Washington, D.C. ditphat.net – Mengirim manusia ke luar angkasa adalah upaya yang sangat sulit dan berbahaya.
Dua puluh orang telah tewas sejak eksplorasi ruang angkasa dimulai lebih dari 60 tahun yang lalu, termasuk 14 orang dalam tragedi luar angkasa NASA tahun 1986 dan 2003, tiga astronot dalam misi Soyuz 11 tahun 1971, dan tiga astronot dalam kebakaran di landasan peluncuran Apollo 1. Pada tahun 1967.
Dengan rencana NASA untuk mengirimkan awak ke Bulan pada tahun 2025 dan misi ke Mars pada dekade berikutnya, serta seringnya penggunaan penerbangan luar angkasa komersial, kemungkinan kematian dalam perjalanan luar angkasa juga semakin meningkat.
Hal ini mengingatkan kita pada pertanyaan yang menyakitkan namun perlu, jika seseorang meninggal di luar angkasa, apa yang terjadi pada tubuhnya di Bulan dan Mars?
Pertarungan sampai mati di luar angkasa saat ini bergantung pada lokasinya. Jika seseorang meninggal dalam misi di orbit rendah Bumi, seperti Stasiun Luar Angkasa Internasional (ISS), jenazahnya dapat dikembalikan ke Bumi dalam kapsul dalam waktu beberapa jam.
Jika terjadi kematian di bulan, jenazah dapat kembali ke Bumi dalam beberapa hari. Kantor Luar Angkasa di Washington (AS) telah menyiapkan protokol terperinci untuk situasi seperti itu, lapor The Conversation.
Namun keadaan menjadi rumit jika seorang astronot meninggal dalam perjalanan jauh ke Mars.

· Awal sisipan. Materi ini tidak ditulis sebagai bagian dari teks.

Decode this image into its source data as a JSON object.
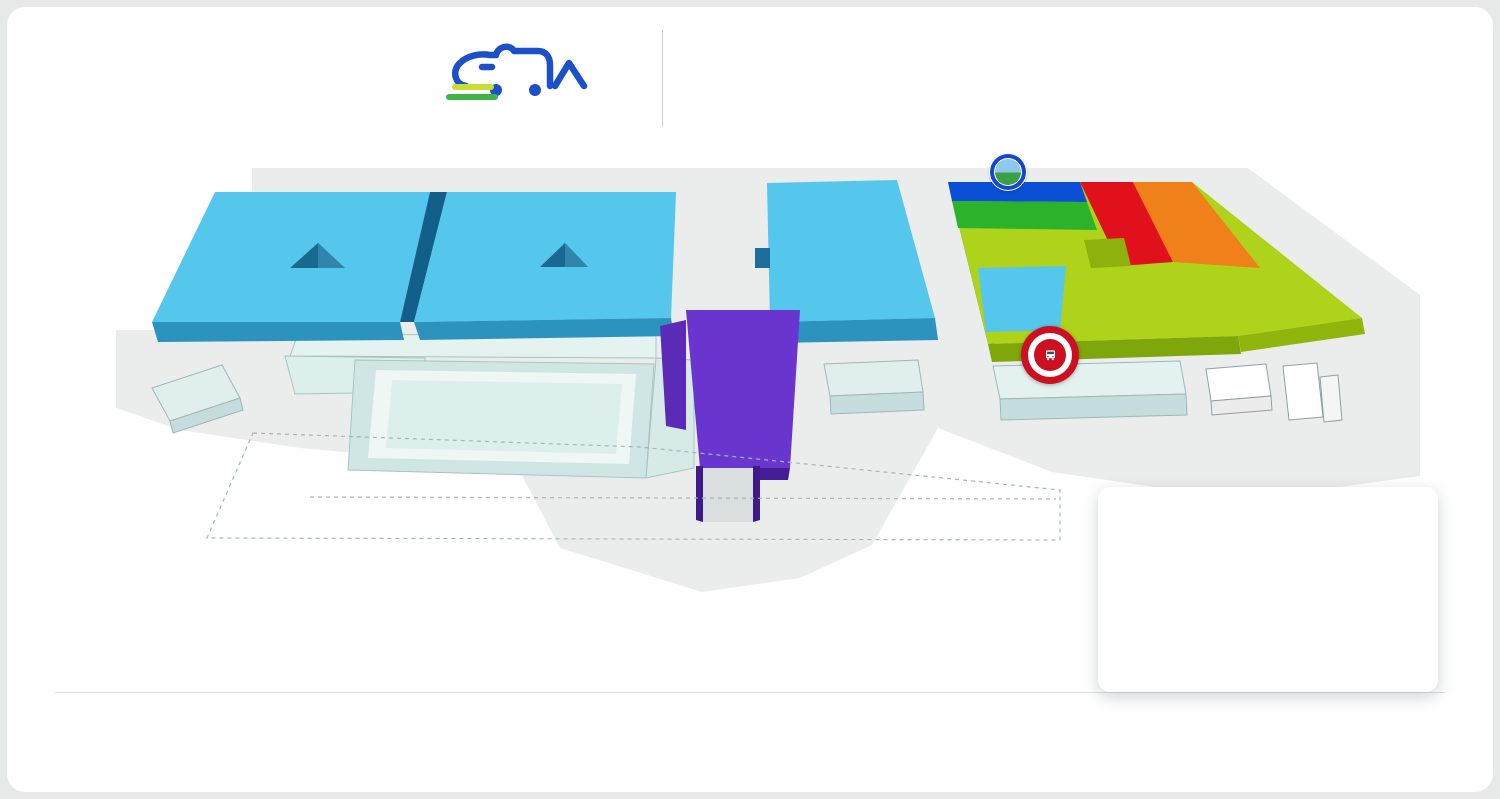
{
  "header": {
    "logo_title": "IL SALONE DEL CAMPER",
    "logo_subtitle": "CARAVAN ACCESSORI PERCORSI E METE",
    "title_line1": "PLANIMETRIA GENERALE",
    "title_line2": "GENERAL PLAN"
  },
  "colors": {
    "brand_blue": "#1356cb",
    "accent_blue_icon": "#1240d4",
    "dark_icon": "#3e4b52",
    "hall_cyan": "#55c6ec",
    "hall_purple": "#6a35cf",
    "hall2_blue": "#0b4fd6",
    "hall2_green": "#2cb32c",
    "hall2_lime": "#aed31a",
    "hall2_red": "#e0111a",
    "hall2_orange": "#f08019",
    "ev_green": "#62cf2e",
    "parking_orange": "#f08019",
    "street_food_red": "#cc1022"
  },
  "icon_letters": {
    "parking": "P",
    "tabacchi": "T",
    "reception": "R",
    "bancomat": "3",
    "info": "i",
    "press": "PRESS",
    "meet": "MEET",
    "pt": "PT",
    "pb": "PB"
  },
  "map": {
    "halls": [
      {
        "num": "6",
        "x": 300,
        "y": 213,
        "size": 62
      },
      {
        "num": "5",
        "x": 525,
        "y": 213,
        "size": 62
      },
      {
        "num": "3",
        "x": 837,
        "y": 175,
        "size": 66
      },
      {
        "num": "2",
        "x": 1122,
        "y": 172,
        "size": 66
      },
      {
        "num": "4",
        "x": 742,
        "y": 341,
        "size": 58
      },
      {
        "num": "7",
        "x": 343,
        "y": 368,
        "size": 56
      }
    ],
    "entrances": [
      {
        "key": "west",
        "it": "INGRESSO OVEST",
        "en": "WEST ENTRANCE",
        "x": 168,
        "y": 418
      },
      {
        "key": "south",
        "it": "INGRESSO SUD",
        "en": "SOUTH ENTRANCE",
        "x": 723,
        "y": 536
      },
      {
        "key": "east",
        "it": "INGRESSO EST",
        "en": "EAST ENTRANCE",
        "x": 1247,
        "y": 434
      }
    ],
    "parkings": [
      {
        "label": "BLUE",
        "style": "blue",
        "x": 134,
        "y": 255
      },
      {
        "label": "ORANGE",
        "style": "orange",
        "x": 136,
        "y": 506
      },
      {
        "label": "WHITE",
        "style": "white",
        "x": 515,
        "y": 554
      }
    ],
    "buildings": [
      {
        "key": "warehouses",
        "it": "MAGAZZINI",
        "en": "WAREHOUSES",
        "x": 872,
        "y": 379
      },
      {
        "key": "offices",
        "it": "UFFICI",
        "en": "OFFICES",
        "x": 1090,
        "y": 380
      }
    ],
    "floor_notes": [
      {
        "line1": "1° PIANO",
        "line2": "1st FLOOR",
        "x": 502,
        "y": 255
      },
      {
        "line1": "1° PIANO",
        "line2": "1st FLOOR",
        "x": 800,
        "y": 427
      }
    ],
    "street_food_badge": {
      "top": "STREET FOOD",
      "middle": "PARMA",
      "bottom": "QUALITY"
    },
    "icons": [
      {
        "t": "bus",
        "x": 158,
        "y": 247
      },
      {
        "t": "wc",
        "x": 257,
        "y": 215
      },
      {
        "t": "wc",
        "x": 425,
        "y": 215
      },
      {
        "t": "cup",
        "x": 415,
        "y": 242
      },
      {
        "t": "plant",
        "v": "blue",
        "x": 272,
        "y": 266
      },
      {
        "t": "cup",
        "x": 198,
        "y": 288
      },
      {
        "t": "wc",
        "x": 181,
        "y": 307
      },
      {
        "t": "bancomat",
        "x": 275,
        "y": 307
      },
      {
        "t": "info",
        "x": 302,
        "y": 307
      },
      {
        "t": "wc",
        "x": 387,
        "y": 307
      },
      {
        "t": "cup",
        "x": 472,
        "y": 242
      },
      {
        "t": "wc",
        "x": 463,
        "y": 268
      },
      {
        "t": "fork",
        "x": 489,
        "y": 268
      },
      {
        "t": "info",
        "x": 577,
        "y": 282
      },
      {
        "t": "bank",
        "x": 631,
        "y": 254
      },
      {
        "t": "cup",
        "x": 657,
        "y": 244
      },
      {
        "t": "wc",
        "x": 653,
        "y": 268
      },
      {
        "t": "fork",
        "x": 716,
        "y": 220
      },
      {
        "t": "rugby",
        "v": "blue",
        "x": 718,
        "y": 247
      },
      {
        "t": "chef",
        "v": "blue",
        "x": 706,
        "y": 284
      },
      {
        "t": "picnic",
        "v": "blue",
        "x": 750,
        "y": 292
      },
      {
        "t": "wc",
        "x": 781,
        "y": 193
      },
      {
        "t": "cup",
        "x": 885,
        "y": 193
      },
      {
        "t": "cup",
        "x": 771,
        "y": 236
      },
      {
        "t": "info",
        "x": 783,
        "y": 259
      },
      {
        "t": "bank",
        "x": 800,
        "y": 311
      },
      {
        "t": "tabacchi",
        "x": 825,
        "y": 311
      },
      {
        "t": "wc",
        "x": 849,
        "y": 311
      },
      {
        "t": "fork",
        "x": 840,
        "y": 355
      },
      {
        "t": "dog",
        "v": "blue",
        "x": 890,
        "y": 357
      },
      {
        "t": "wc",
        "x": 967,
        "y": 196
      },
      {
        "t": "cup",
        "x": 1048,
        "y": 203
      },
      {
        "t": "children",
        "v": "blue",
        "x": 1085,
        "y": 210
      },
      {
        "t": "book",
        "v": "blue",
        "x": 1071,
        "y": 230
      },
      {
        "t": "bear",
        "v": "blue",
        "x": 1097,
        "y": 230
      },
      {
        "t": "wc",
        "x": 1167,
        "y": 196
      },
      {
        "t": "sports",
        "v": "blue",
        "x": 952,
        "y": 312
      },
      {
        "t": "bank",
        "x": 1031,
        "y": 310
      },
      {
        "t": "wc",
        "x": 1128,
        "y": 312
      },
      {
        "t": "info",
        "x": 1245,
        "y": 312
      },
      {
        "t": "cup",
        "x": 1272,
        "y": 317
      },
      {
        "t": "fork",
        "x": 1293,
        "y": 315
      },
      {
        "t": "pt",
        "x": 703,
        "y": 333
      },
      {
        "t": "camper",
        "v": "blue",
        "x": 731,
        "y": 383
      },
      {
        "t": "mountain",
        "v": "blue",
        "x": 756,
        "y": 381
      },
      {
        "t": "cup",
        "x": 780,
        "y": 381
      },
      {
        "t": "fire",
        "x": 805,
        "y": 385
      },
      {
        "t": "bancomat",
        "x": 710,
        "y": 395
      },
      {
        "t": "camera",
        "v": "blue",
        "x": 733,
        "y": 406
      },
      {
        "t": "info",
        "x": 757,
        "y": 408
      },
      {
        "t": "press",
        "x": 781,
        "y": 407
      },
      {
        "t": "cross",
        "x": 806,
        "y": 407
      },
      {
        "t": "wc",
        "x": 736,
        "y": 431
      },
      {
        "t": "pb",
        "x": 760,
        "y": 432
      },
      {
        "t": "fork",
        "x": 783,
        "y": 433
      },
      {
        "t": "reception",
        "x": 710,
        "y": 453
      },
      {
        "t": "nursery",
        "x": 760,
        "y": 456
      },
      {
        "t": "wc",
        "x": 784,
        "y": 458
      },
      {
        "t": "fork",
        "x": 310,
        "y": 372
      },
      {
        "t": "meet",
        "x": 520,
        "y": 347
      },
      {
        "t": "cross",
        "x": 233,
        "y": 382
      },
      {
        "t": "charge",
        "v": "green",
        "x": 123,
        "y": 388
      },
      {
        "t": "bus",
        "x": 452,
        "y": 518
      },
      {
        "t": "plug",
        "x": 478,
        "y": 518
      },
      {
        "t": "bus",
        "x": 797,
        "y": 563
      },
      {
        "t": "taxi",
        "x": 827,
        "y": 563
      },
      {
        "t": "charge",
        "v": "green",
        "x": 1180,
        "y": 447
      }
    ]
  },
  "entertainment": {
    "title_it": "ATTIVITÀ DI INTRATTENIMENTO",
    "title_en": "Entertainment  Activities",
    "items_left": [
      {
        "icon": "dog",
        "it": "Area Amici 4 Zampe",
        "en": "Pets Area"
      },
      {
        "icon": "picnic",
        "it": "Pic-Nic nel Bosco Temporaneo",
        "en": "Temporary Wood Pic-Nic"
      },
      {
        "icon": "camper",
        "it": "Camper Facile",
        "en": "Easy Camper"
      },
      {
        "icon": "mountain",
        "it": "Club Alpino Italiano",
        "en": "Italian Alpine Club"
      },
      {
        "icon": "chef",
        "it": "Cucinare in Camper",
        "en": "Camper Cooking"
      },
      {
        "icon": "bear",
        "it": "Le Favole dell'Orso Ludo",
        "en": "Ludo Bear Tales"
      }
    ],
    "items_right": [
      {
        "icon": "children",
        "it": "Kinderheim: la Tenda nel Bosco",
        "en": "Children's Area"
      },
      {
        "icon": "sports",
        "it": "Il Villaggio degli Sport",
        "en": "Sports Village"
      },
      {
        "icon": "plant",
        "it": "L'Oasi del Salone",
        "en": "Salone's Oasis"
      },
      {
        "icon": "rugby",
        "it": "Mete in Camper",
        "en": "Camper Goals"
      },
      {
        "icon": "camera",
        "it": "Camper Social Club",
        "en": "Camper Social Club"
      },
      {
        "icon": "book",
        "it": "Viaggi, Incontri e Racconti",
        "en": "Travels, Encounters and Stories"
      }
    ]
  },
  "padiglione_label": "PADIGLIONE",
  "categories": [
    {
      "hall": "HALL 2",
      "name": [
        "ACCESSORI"
      ],
      "sub": [
        "Accessories"
      ],
      "color": "#8cd41e",
      "icon": "binoculars",
      "x": 63
    },
    {
      "hall": "HALL 2-3-5-6",
      "name": [
        "CAMPER E",
        "CARAVAN"
      ],
      "sub": [
        "Camper and Caravan"
      ],
      "color": "#3bc8f0",
      "icon": "busfront",
      "x": 200
    },
    {
      "hall": "HALL 4",
      "name": [
        "ENTI E",
        "ASSOCIAZIONI"
      ],
      "sub": [
        "Institutions and Associations"
      ],
      "color": "#7a3cf2",
      "icon": "group",
      "x": 345
    },
    {
      "hall": "HALL 2",
      "name": [
        "PERCORSI",
        "E METE"
      ],
      "sub": [
        "Routes and Destinations"
      ],
      "extra": "La Strada dei Sapori",
      "color": "#23ba23",
      "icon": "globe",
      "x": 503,
      "badge": true
    },
    {
      "hall": "HALL 2",
      "name": [
        "PRODOTTI E ATTREZZATURE PER",
        "CAMPEGGI E AREE SOSTA CAMPER"
      ],
      "sub": [
        "Products and Equipment for",
        "Campings and Camper Parking Areas"
      ],
      "color": "#e00b1e",
      "icon": "tableumb",
      "x": 650,
      "small": true
    },
    {
      "hall": "HALL 2",
      "name": [
        "AREA",
        "SHOPPING"
      ],
      "sub": [
        "Shopping Area"
      ],
      "color": "#f5861f",
      "icon": "bag",
      "x": 878
    }
  ],
  "facilities": [
    {
      "icon": "plug",
      "it": "Allaccio Elettrico Camper",
      "en": "Camper Electric Connection",
      "col": 0,
      "row": 0
    },
    {
      "icon": "bank",
      "it": "Banca",
      "en": "Bank",
      "col": 0,
      "row": 1
    },
    {
      "icon": "wc",
      "it": "Bagni",
      "en": "Toilettes",
      "col": 1,
      "row": 0
    },
    {
      "icon": "bancomat",
      "it": "Bancomat",
      "en": "Cash Withdrawl",
      "col": 1,
      "row": 1
    },
    {
      "icon": "cup",
      "it": "Caffetteria",
      "en": "Bar",
      "col": 2,
      "row": 0
    },
    {
      "icon": "bus",
      "it": "Fermata Bus",
      "en": "Bus Stop",
      "col": 2,
      "row": 1
    },
    {
      "icon": "parking",
      "it": "Parcheggio",
      "en": "Parking",
      "col": 3,
      "row": 0
    },
    {
      "icon": "pt",
      "it": "Prodotto Tipico",
      "en": "Typical Product",
      "col": 3,
      "row": 1
    },
    {
      "icon": "cross",
      "it": "Pronto Soccorso",
      "en": "First Aid",
      "col": 4,
      "row": 0
    },
    {
      "icon": "pb",
      "it": "Prosciutto Bar",
      "en": "Ham Bar",
      "col": 4,
      "row": 1
    },
    {
      "icon": "info",
      "it": "Punto Informazioni",
      "en": "Info Point",
      "col": 5,
      "row": 0
    },
    {
      "icon": "reception",
      "it": "Reception",
      "en": "",
      "col": 5,
      "row": 1
    },
    {
      "icon": "fork",
      "it": "Ristorante",
      "en": "Restaurant",
      "col": 6,
      "row": 0
    },
    {
      "icon": "meet",
      "it": "Sala Meeting",
      "en": "Meeting Area",
      "col": 6,
      "row": 1
    },
    {
      "icon": "press",
      "it": "Sala Stampa",
      "en": "Press Area",
      "col": 7,
      "row": 0
    },
    {
      "icon": "service",
      "it": "Servizio Camper",
      "en": "Camper Service",
      "col": 7,
      "row": 1
    },
    {
      "icon": "agora",
      "it": "Spazio Agorà",
      "en": "",
      "col": 8,
      "row": 0
    },
    {
      "icon": "nursery",
      "it": "Nursery",
      "en": "",
      "col": 8,
      "row": 1
    },
    {
      "icon": "tabacchi",
      "it": "Tabacchi",
      "en": "Tobacconist",
      "col": 9,
      "row": 0
    },
    {
      "icon": "taxi",
      "it": "Taxi",
      "en": "",
      "col": 9,
      "row": 1
    },
    {
      "icon": "fire",
      "it": "Vigili Del Fuoco",
      "en": "Fire Fighters",
      "col": 10,
      "row": 0
    },
    {
      "icon": "charge",
      "v": "green",
      "it": "Stazione Ricarica Veicoli Elettrici",
      "en": "Electric Car Charge Station",
      "col": 10,
      "row": 1
    }
  ],
  "facility_cols_x": [
    57,
    214,
    324,
    424,
    539,
    657,
    784,
    884,
    1004,
    1109,
    1204
  ],
  "facility_rows_y": [
    697,
    729
  ]
}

Karena jaraknya yang jauh, para kru mungkin tidak dapat segera kembali ke Bumi. Sebaliknya, jenazah dapat dibawa pulang oleh kru pada akhir misi beberapa tahun kemudian.
Selama ini jenazah disimpan di ruangan khusus atau kantong jenazah untuk menjaga suhu dan kelembapan, sehingga tidak terlindungi.
Jika seorang astronot pergi ke luar angkasa tanpa pakaian pelindung, dia akan langsung mati.
Hilangnya tekanan dan paparan ruang hampa membuat tubuh tercekik dan membuat darah serta cairan tubuh lainnya mendidih.
Bulan, yang hampir tidak memiliki atmosfer, dan Mars, yang memiliki atmosfer sangat tipis dan hampir tidak memiliki oksigen, mengalami kondisi kematian yang sama seperti mati lemas dan darah mendidih.
Jika seorang astronot meninggal setelah mendarat di Mars, kremasi tidak dapat dilakukan karena membutuhkan banyak energi, yang akan digunakan untuk keperluan lain oleh awak yang selamat.
Mengubur permukaan Mars juga tidak mungkin dilakukan karena risiko kontaminasi bakteri dan organisme dari tubuh.
Selain itu, jenazah akan disimpan dalam tas khusus hingga dikembalikan ke bumi.
Menangani korban jiwa di luar angkasa tidak hanya sebatas mengelola puing-puing, namun juga membantu kru menangani kematian di lapangan dan memberikan dukungan kepada keluarga yang ditinggalkan.
Perencanaan dan protokol yang cermat sangat penting agar skenario ini benar-benar menjajah dunia lain, baik itu Bulan, Mars, atau planet ekstrasurya.